I also changed how operators get parsed in order to make it more extensible. Basically as I was going up in precedence I hard coded a massive if (op == "op" ||...)
and manually passed through the next function. Now I have everything in an array and it's super easy to add new operators.
I also have to write another precedence function!!!
- I defered this to later because I really don't want to...
Everything in ShuLang before was an Integer, but in order to implement conditionals we need to implement a type checker. I'll just do the standard bidirectional "do I synthesize or check a type :O"
I changed how variables get uniquified in this pass. Basically instead of reuniquifying already uniquified variables in order to get unique variabels, I just use the already uniquified name.
In the Racket programming langauge, the expression (and lhs rhs)
if just a macro for (if lhs rhs #f)
And similarly (or lhs rhs)
becomes (if lhs #t rhs)
. This is useful because it allows for short circuiting, where we only evaluate the right hand side when we need to. The side effect of this change is we're introducing a new jump instruction, and as we know jump instructions are slow.
If the rhs
is an atomic value (variable reference, true, or false) then short circuiting because useless, as the rhs
is already evalutated as ShuLang is call-by value. Hence instead of inserting a new block, we'll leave it as is and use the SIR cmp
instructions.
We have to make sure that the condition of the if is not complex.
The first pass that's different in a meaningful way.
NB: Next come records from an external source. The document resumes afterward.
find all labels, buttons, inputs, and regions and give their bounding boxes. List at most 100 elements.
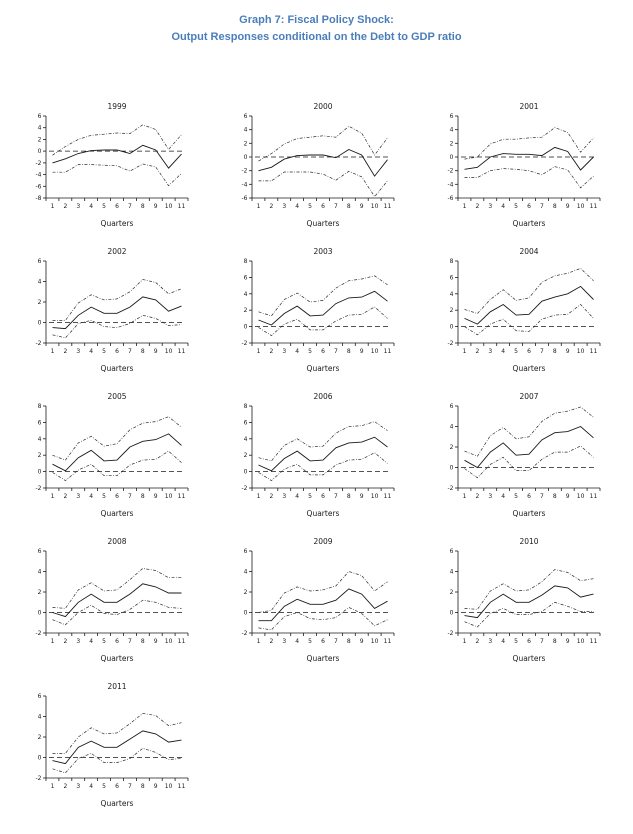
chart-2006: 2006 8 6 4 2 0 -2 1 2 3 4 5 6 7 8 9 10 11 Quarters — [232, 390, 402, 522]
series-response — [258, 290, 388, 326]
x-tick-label: 3 — [282, 638, 286, 645]
y-tick-label: 6 — [38, 419, 42, 426]
series-upper_band — [52, 279, 182, 321]
x-tick-label: 10 — [371, 493, 379, 500]
chart-title: 2010 — [519, 537, 538, 546]
x-tick-label: 7 — [128, 638, 132, 645]
y-tick-label: 6 — [38, 113, 42, 120]
x-tick-label: 3 — [488, 203, 492, 210]
chart-title: 2001 — [519, 102, 538, 111]
y-tick-label: 4 — [38, 125, 42, 132]
chart-title: 2003 — [313, 247, 332, 256]
chart-2009: 2009 6 4 2 0 -2 1 2 3 4 5 6 7 8 9 10 11 Quarters — [232, 535, 402, 667]
x-tick-label: 8 — [347, 638, 351, 645]
y-tick-label: 4 — [450, 569, 454, 576]
x-tick-label: 3 — [488, 638, 492, 645]
y-tick-label: 2 — [450, 307, 454, 314]
x-tick-label: 6 — [115, 638, 119, 645]
y-tick-label: -2 — [36, 160, 42, 167]
chart-2010: 2010 6 4 2 0 -2 1 2 3 4 5 6 7 8 9 10 11 Quarters — [438, 535, 608, 667]
x-tick-label: 9 — [154, 638, 158, 645]
chart-plot: 2003 8 6 4 2 0 -2 1 2 3 4 5 6 7 8 9 10 11 Quarters — [242, 247, 395, 373]
x-axis-label: Quarters — [307, 509, 340, 518]
x-tick-label: 7 — [128, 203, 132, 210]
y-tick-label: 0 — [450, 610, 454, 617]
x-tick-label: 4 — [295, 203, 299, 210]
x-tick-label: 10 — [165, 638, 173, 645]
series-lower_band — [464, 166, 594, 189]
x-tick-label: 2 — [269, 493, 273, 500]
series-upper_band — [52, 713, 182, 754]
x-tick-label: 9 — [154, 348, 158, 355]
x-axis-label: Quarters — [513, 654, 546, 663]
x-tick-label: 7 — [540, 348, 544, 355]
x-tick-label: 1 — [51, 638, 55, 645]
chart-title: 2004 — [519, 247, 538, 256]
chart-2000: 2000 6 4 2 0 -2 -4 -6 1 2 3 4 5 6 7 8 9 10 11 Quarters — [232, 100, 402, 232]
x-tick-label: 5 — [308, 203, 312, 210]
x-tick-label: 2 — [63, 203, 67, 210]
x-axis-label: Quarters — [513, 219, 546, 228]
x-tick-label: 3 — [76, 638, 80, 645]
x-tick-label: 8 — [553, 638, 557, 645]
x-tick-label: 3 — [282, 348, 286, 355]
x-tick-label: 1 — [463, 638, 467, 645]
chart-plot: 1999 6 4 2 0 -2 -4 -6 -8 1 2 3 4 5 6 7 8 9 10 11 Quarters — [36, 102, 189, 228]
x-tick-label: 5 — [102, 493, 106, 500]
y-tick-label: 8 — [244, 403, 248, 410]
series-upper_band — [464, 127, 594, 160]
x-tick-label: 9 — [566, 203, 570, 210]
y-tick-label: 4 — [38, 436, 42, 443]
series-upper_band — [52, 568, 182, 609]
x-tick-label: 6 — [115, 493, 119, 500]
series-upper_band — [464, 569, 594, 610]
chart-plot: 2007 6 4 2 0 -2 1 2 3 4 5 6 7 8 9 10 11 Quarters — [448, 392, 601, 518]
x-tick-label: 1 — [257, 348, 261, 355]
series-response — [258, 148, 388, 177]
series-lower_band — [464, 304, 594, 336]
y-tick-label: 6 — [450, 548, 454, 555]
x-tick-label: 6 — [115, 348, 119, 355]
x-tick-label: 2 — [63, 783, 67, 790]
y-tick-label: 4 — [244, 291, 248, 298]
x-tick-label: 6 — [321, 493, 325, 500]
x-tick-label: 10 — [577, 638, 585, 645]
x-tick-label: 3 — [76, 493, 80, 500]
x-tick-label: 11 — [178, 493, 186, 500]
x-tick-label: 8 — [141, 783, 145, 790]
x-tick-label: 7 — [334, 638, 338, 645]
y-tick-label: 0 — [244, 610, 248, 617]
series-upper_band — [52, 416, 182, 461]
x-tick-label: 6 — [527, 348, 531, 355]
y-tick-label: 6 — [450, 274, 454, 281]
y-tick-label: -8 — [36, 195, 42, 202]
x-tick-label: 5 — [102, 783, 106, 790]
series-response — [258, 588, 388, 622]
chart-2007: 2007 6 4 2 0 -2 1 2 3 4 5 6 7 8 9 10 11 Quarters — [438, 390, 608, 522]
x-tick-label: 4 — [89, 638, 93, 645]
x-tick-label: 2 — [63, 638, 67, 645]
series-response — [52, 144, 182, 169]
chart-2008: 2008 6 4 2 0 -2 1 2 3 4 5 6 7 8 9 10 11 Quarters — [26, 535, 196, 667]
series-upper_band — [52, 124, 182, 156]
x-tick-label: 11 — [384, 493, 392, 500]
series-response — [52, 296, 182, 330]
x-tick-label: 6 — [527, 638, 531, 645]
x-tick-label: 8 — [347, 203, 351, 210]
chart-2001: 2001 6 4 2 0 -2 -4 -6 1 2 3 4 5 6 7 8 9 10 11 Quarters — [438, 100, 608, 232]
x-tick-label: 5 — [514, 203, 518, 210]
x-tick-label: 1 — [51, 783, 55, 790]
x-tick-label: 5 — [514, 493, 518, 500]
y-tick-label: 4 — [450, 127, 454, 134]
y-tick-label: -6 — [36, 183, 42, 190]
x-tick-label: 7 — [540, 203, 544, 210]
y-tick-label: 0 — [38, 320, 42, 327]
chart-plot: 2010 6 4 2 0 -2 1 2 3 4 5 6 7 8 9 10 11 Quarters — [448, 537, 601, 663]
x-tick-label: 2 — [269, 638, 273, 645]
x-tick-label: 9 — [154, 203, 158, 210]
series-lower_band — [464, 601, 594, 628]
y-tick-label: 4 — [450, 424, 454, 431]
y-tick-label: 0 — [450, 154, 454, 161]
x-axis-label: Quarters — [307, 219, 340, 228]
chart-plot: 2005 8 6 4 2 0 -2 1 2 3 4 5 6 7 8 9 10 11 Quarters — [36, 392, 189, 518]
When I encounter an if statement I must create a block for the condition portion of the if statement, the "then" portion, another for an "else" portion if it exists, and also a block for the continuation if it exists. The newly created blocks should then jump to the continuation or an "exit" block, which means I have to create an exit block
Basically I have to levarage IR builder correctly :D
This is where I'll be creating the exit block as well as figuring out how to compile booleans and jumps.